Selain enam belas anggota rombongan tersebut, Sultan Maharaja Diraja juga membawa lima orang putri yang berasal dari Hindia Belakang.[4] Kelima orang putri itu diberi nama sesuai dengan sifat, tingkah laku, dan asal usul mereka masing-masing, yakni: 1. Anak Raja 2. Kucing Siam 3. Harimau Campa 4. Kambing Utan 5. Anjing Mua’alim.
Anak Raja adalah anak kandung Sultan Maharaja Diradja yang sangat pintar dalam membuat rencana; Kucing Siam adalah putri yang berasal dari daerah Kocin di Negeri Siam yang memiliki sifat sangat lemah lembut kepada temannya namun sangat buas dan kejam kepada musuh-musuhnya; Harimau Campa adalah putri yang berasal Kerajaan Campa dan sangat suka memakan daging, pintar berkelahi, gemar masuk hutan dan semak belukar dan tidak takut menghadapi mara bahaya; Kambing Utan adalah Putri yang berasal dari daerah Kambayn di Birma dan suka memakan sayur-sayuran, suka bersembunyi sambil mengintai musuh; dan Anjing Mua’alim adalah putri yang berasal daerah Kamboja yang memiliki sifat yang sangat setia, selalu mendampingi Sultan Maharaja Diradja dan rela menyerahkan nyawanya demi menyelamatkan temannya.
Katik Sampono Rajo
Di dalam anggota rombongan yang berjumlah enam orang tersebut, terdapat seorang pemuda yang bertugas sebagai pengawal pribadi Sultan Maharaja Diraja.

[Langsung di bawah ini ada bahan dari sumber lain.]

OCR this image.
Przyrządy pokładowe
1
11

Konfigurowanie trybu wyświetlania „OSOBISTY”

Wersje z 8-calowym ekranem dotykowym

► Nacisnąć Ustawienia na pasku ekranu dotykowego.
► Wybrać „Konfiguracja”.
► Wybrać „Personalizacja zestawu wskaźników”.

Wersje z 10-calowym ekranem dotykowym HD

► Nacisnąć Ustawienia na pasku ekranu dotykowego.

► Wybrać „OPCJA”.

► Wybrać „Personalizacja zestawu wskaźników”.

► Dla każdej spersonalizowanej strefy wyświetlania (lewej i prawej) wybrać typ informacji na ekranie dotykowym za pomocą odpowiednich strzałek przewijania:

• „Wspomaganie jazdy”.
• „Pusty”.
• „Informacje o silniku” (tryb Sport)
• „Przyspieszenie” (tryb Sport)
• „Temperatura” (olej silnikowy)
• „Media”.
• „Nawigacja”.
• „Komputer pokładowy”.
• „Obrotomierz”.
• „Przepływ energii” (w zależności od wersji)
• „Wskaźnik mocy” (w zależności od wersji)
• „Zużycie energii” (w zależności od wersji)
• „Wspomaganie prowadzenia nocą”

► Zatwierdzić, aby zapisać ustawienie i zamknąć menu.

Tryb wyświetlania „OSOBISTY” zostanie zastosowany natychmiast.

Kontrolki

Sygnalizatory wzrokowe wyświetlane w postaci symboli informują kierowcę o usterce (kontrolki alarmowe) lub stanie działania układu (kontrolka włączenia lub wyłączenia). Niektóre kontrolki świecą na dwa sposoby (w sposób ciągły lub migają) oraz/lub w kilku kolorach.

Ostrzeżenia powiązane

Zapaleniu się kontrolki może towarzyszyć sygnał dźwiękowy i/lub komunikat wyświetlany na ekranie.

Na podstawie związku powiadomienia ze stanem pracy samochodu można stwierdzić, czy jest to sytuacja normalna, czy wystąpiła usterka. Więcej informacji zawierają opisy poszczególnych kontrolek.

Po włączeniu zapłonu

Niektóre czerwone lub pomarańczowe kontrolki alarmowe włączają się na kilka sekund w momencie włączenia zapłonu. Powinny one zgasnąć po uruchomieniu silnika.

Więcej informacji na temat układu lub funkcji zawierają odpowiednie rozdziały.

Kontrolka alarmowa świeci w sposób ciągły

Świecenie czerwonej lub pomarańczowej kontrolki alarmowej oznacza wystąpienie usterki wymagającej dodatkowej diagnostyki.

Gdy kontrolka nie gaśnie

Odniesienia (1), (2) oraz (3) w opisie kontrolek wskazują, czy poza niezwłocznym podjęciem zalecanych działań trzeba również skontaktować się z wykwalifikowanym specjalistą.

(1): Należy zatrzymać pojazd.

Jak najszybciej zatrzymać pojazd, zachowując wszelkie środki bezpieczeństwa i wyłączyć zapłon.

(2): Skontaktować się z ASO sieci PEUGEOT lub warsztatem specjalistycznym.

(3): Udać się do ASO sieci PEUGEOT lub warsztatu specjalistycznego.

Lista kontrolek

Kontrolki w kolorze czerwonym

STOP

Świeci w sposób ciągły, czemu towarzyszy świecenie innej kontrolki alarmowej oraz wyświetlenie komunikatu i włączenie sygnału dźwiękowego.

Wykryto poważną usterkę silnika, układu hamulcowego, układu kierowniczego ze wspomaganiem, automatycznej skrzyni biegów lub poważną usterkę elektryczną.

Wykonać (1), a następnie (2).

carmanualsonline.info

Ia adalah orang yang alim dan taat dalam menjalankan agama. Ia adalah kakak laki-laki dari Harimau Campa -Putri cantik dari Kerajaan Campa-. Dalam kehidupan sehari-harinya, pemuda tersebut selalu menggunakan pakaian serba hitam dengan sulaman benang merah pada lingkaran leher dan lengannya. Rambutnya hitam pekat tergerai menutupi kedua pundaknya. Kepala dililit kain hitam yang menggambarkan keteguhan hatinya. Tubuhnya tinggi semampai dengan bahu yang kokoh dan lebar. Wajahnya elok dan tampan. Ulas bibirnya yang tipis dan sinar matanya yang tajam, mengisyaratkan kekerasan hati dan keberanian si pemiliknya. Karena keelokan rupanya, sikapnya, dan ketaatannya dalam menjalankan perintah Tuhan ia dinamai dengan Katik Sampono Radjo, yang artinya orang yang sangat taat dan paham agama
Katik Sampono Radjo besama Datuk Suri Diradjo dan Catri Bilang Pandai selalu mendampingi Sultan Maharaja Diradja dalam menjelajahi Pulau Andalas yang sekarang disebut dengan Alam Minangkabau.[5] Kesetiaan Katik Sampono Radjo terhadap Sultan Maharadja membuat Sultan Maharaja Diradja merestuinya untuk tinggal bersama adiknya [yang bernama] Harimau Campa di Luhak Agam, karena Harimau Campa dan anak keturunannya berkembang di dalam Luhak Agam. Katik Sampono Radjo ingin tinggal bersama adiknya karena ia ingin mendampingi adik serta kemenakannya dalam menyusun dan mengatur tata pemerintahan di Luhak Agam.[6]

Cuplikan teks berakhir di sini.